Me metí la mano en la capa y saqué un par de paquetitos envueltos con tela: uno azul y otro blanco.

– Te he traído un regalo.

Denna estiró un brazo para coger los paquetitos, aunque como si estuviera desconcertada. De pronto, lo que unas horas antes me había parecido una idea excelente parecía ahora una estupidez.

– Son para tus pulmones -dije con un poco de vergüenza-. Sé que a veces tienes problemas.

– Y ¿cómo sabes tú eso, si no es indiscreción? -me preguntó ladeando la cabeza.
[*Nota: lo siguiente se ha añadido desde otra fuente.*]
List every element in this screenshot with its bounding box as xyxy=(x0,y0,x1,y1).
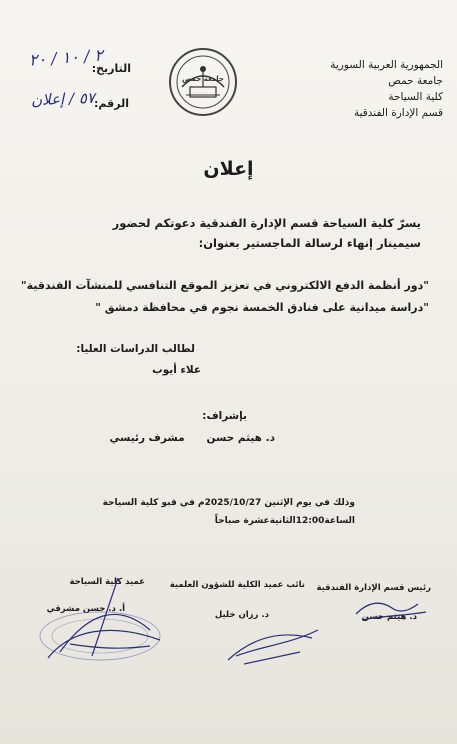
header-faculty: كلية السياحة xyxy=(388,91,443,103)
signatures-drawing xyxy=(0,560,457,700)
signature-name-dept-head: د. هيثم حسن xyxy=(361,612,417,622)
supervisor-line: د. هيثم حسن مشرف رئيسي xyxy=(109,432,275,444)
header-university: جامعة حمص xyxy=(388,75,443,87)
date-label: التاريخ: xyxy=(91,62,131,75)
ref-label: الرقم: xyxy=(94,97,129,110)
intro-line-2: سيمينار إنهاء لرسالة الماجستير بعنوان: xyxy=(198,236,421,250)
header-country: الجمهورية العربية السورية xyxy=(330,59,443,71)
handwritten-date: ٢ / ١٠ / ٢٠ xyxy=(28,45,104,70)
student-name: علاء أيوب xyxy=(152,364,201,376)
page-title: إعلان xyxy=(203,158,254,180)
thesis-title-line-2: "دراسة ميدانية على فنادق الخمسة نجوم في محافظة دمشق " xyxy=(95,301,429,314)
dean-signature-icon xyxy=(40,578,160,660)
intro-line-1: يسرّ كلية السياحة قسم الإدارة الفندقية دعوتكم لحضور xyxy=(112,216,421,230)
signature-name-vice-dean: د. رزان خليل xyxy=(214,610,269,620)
logo-caption: جامعة حمص xyxy=(182,75,224,83)
vice-dean-signature-icon xyxy=(228,630,318,664)
signature-title-vice-dean: نائب عميد الكلية للشؤون العلمية xyxy=(169,580,305,590)
institution-header xyxy=(293,57,443,121)
signature-title-dept-head: رئيس قسم الإدارة الفندقية xyxy=(316,583,431,593)
supervision-label: بإشراف: xyxy=(202,410,247,422)
dept-head-signature-icon xyxy=(356,603,426,620)
student-label: لطالب الدراسات العليا: xyxy=(76,343,195,355)
venue-line-1: وذلك في يوم الإثنين 2025/10/27م في قبو كلية السياحة xyxy=(102,498,355,508)
university-logo xyxy=(168,47,238,117)
signature-title-dean: عميد كلية السياحة xyxy=(69,577,145,587)
signature-name-dean: أ. د. حسن مشرقي xyxy=(46,604,125,614)
thesis-title-line-1: "دور أنظمة الدفع الالكتروني في تعزيز الموقع التنافسي للمنشآت الفندقية" xyxy=(20,279,429,292)
header-department: قسم الإدارة الفندقية xyxy=(353,107,443,119)
handwritten-ref: ٥٧ / إعلان xyxy=(30,88,96,110)
venue-line-2: الساعة12:00الثانيةعشرة صباحاً xyxy=(214,516,355,526)
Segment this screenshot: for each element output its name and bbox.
– Lo mencionaste en Trebon -respondí-. He investigado un poco. -Señalé uno de los paquetes-. Con eso te puedes preparar un té: plumiente, ortiga muerta, lohatm… -Señalé el otro-. Esas hojas las hierves con un poco de agua y aspiras el vapor.

Denna miró uno y otro paquete.

– Dentro he metido unos papelitos con las instrucciones -expliqué-. El azul es lo que tienes que hervir para aspirar el vapor -dije-. Azul, por el agua.

Ella me miró.

– ¿Acaso el té no se prepara también con agua? -dijo.

Parpadeé varias veces seguidas, me sonrojé y fui a decir algo, pero Denna rió y sacudió la cabeza.

– Solo era una broma -dijo con ternura-. Gracias. Es el detalle más bonito que nadie ha tenido conmigo desde hace mucho tiempo.

Fue hasta una cómoda y guardó los dos paquetitos en una caja de madera ornamentada.

– Veo que te van bien las cosas -observé señalando la bonita habitación.